After the Docker Swarm environment has been created, assign docker node labels with this ansible playbook.
https://portainer.readthedocs.io/en/stable/
Every cluster has basic dependencies on infrastructure components like a 'database', a local 'repo' and 'ldap'.
With the 'hdp_base' network created with (./infrastructure/docker-init-swarm.sh) script, run the infrastructure playbook to create the shared 'mysql' database, 'http repo' and 'proxy' host used by the clusters.
The 'proxy' host, which is an 'sshd' server with an exposed port, is attached to the docker network used by all the clusters. I use this to 'tunnel' into the network via dynamic proxy, which I configure a browser to use.
In the bin directory are helper scripts for creating hosts to deploy an HDP/HDF cluster on. Each script requires a configuration parameter -i <instance>
. This reference a configuration file. The 'instance' value is anything between 01 and 99.
Before running the initialization script, create the supporting config file from either the 2.6 template or the 2.7 template. The configuration file identifies details about how to setup / start the desired cluster, starting with the location.
There are 4 location configurations (full, left, center, and right). See deployments for details on these locations.
Each location template has been assigned to a particular set of hosts. The hosts in the docker swarm cluster have been assigned 'node labels' to assist with placement.
The cluster deployments use 'docker stack deploy' via a docker compose file to publish hosts for the cluster.
The docker images have been configured to build on the hosts 'pam/sssd' integration with the FreeIPA server that's configured on OS1. This is done by mounting the following on for images, see the compose file:
- type: bind
source: /var/lib/sss/pipes/
target: /var/lib/sss/pipes/
- type: bind
source: /var/lib/sss/mc/
target: /var/lib/sss/mc/
If you are deploying the cluster without a blueprint, the 01_deploy.py
script will create the hosts, install and configure each host with Ambari and manually register those Ambari Agent hosts with the Ambari Server.

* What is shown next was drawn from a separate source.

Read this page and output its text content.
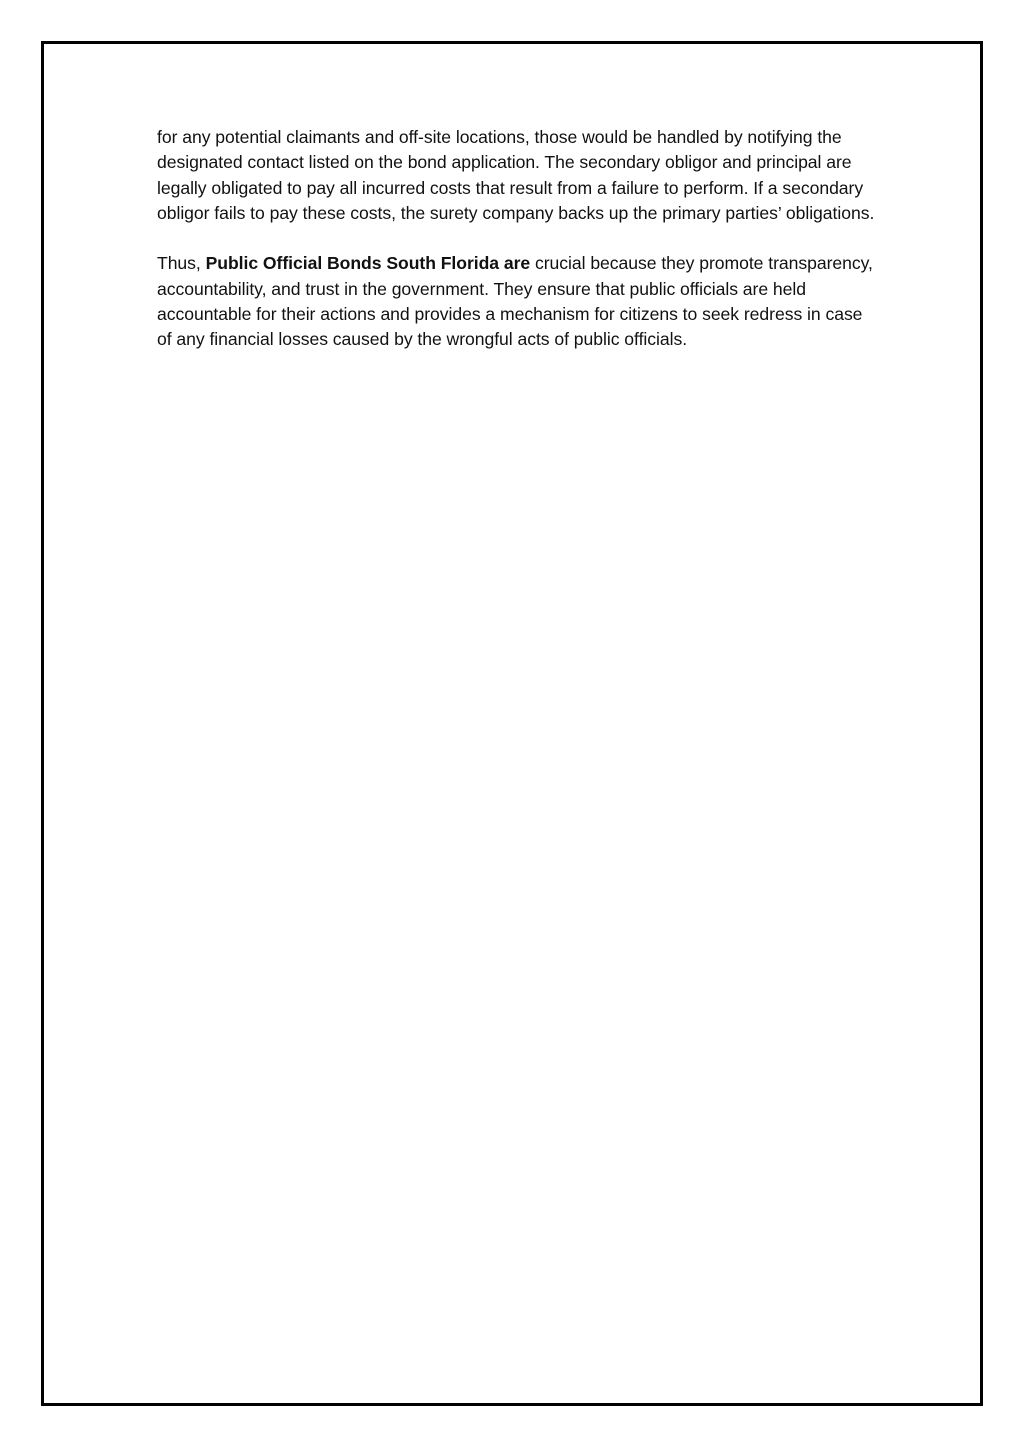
for any potential claimants and off-site locations, those would be handled by notifying the designated contact listed on the bond application. The secondary obligor and principal are legally obligated to pay all incurred costs that result from a failure to perform. If a secondary obligor fails to pay these costs, the surety company backs up the primary parties’ obligations.

Thus, Public Official Bonds South Florida are crucial because they promote transparency, accountability, and trust in the government. They ensure that public officials are held accountable for their actions and provides a mechanism for citizens to seek redress in case of any financial losses caused by the wrongful acts of public officials.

- Create the Cluster via Ambari.
- See the notes on cluster configuration adjustments to work in a docker stack environment.
- Add support of ExtJs for Oozie Web UI.
- Run the oozie extjs playbook to add the libraries needed for the Oozie Web UI.
- Restart the services.
Depending on where you've install the Ranger Admin service, adjust your docker hosts yaml file for the cluster to include the references to the Ranger Admin UI. Fix the following properties:
- zookeeper_server
- ranger_url_base
Then run the best practices scripts against the clusters. This playbook can be found in the hwx-sdlc-apps along with a user onboarding helper script.
ansible-playbook -i <environment_host.yaml> standards/01_bp_ranger_policies.yaml
This will setup basic user and cluster rules for HDFS and Hive.
This is a docker environment, so we've needed to make a few adjustments to the HDP deployments to get them working. See HDP Readme and HDF Readme for details.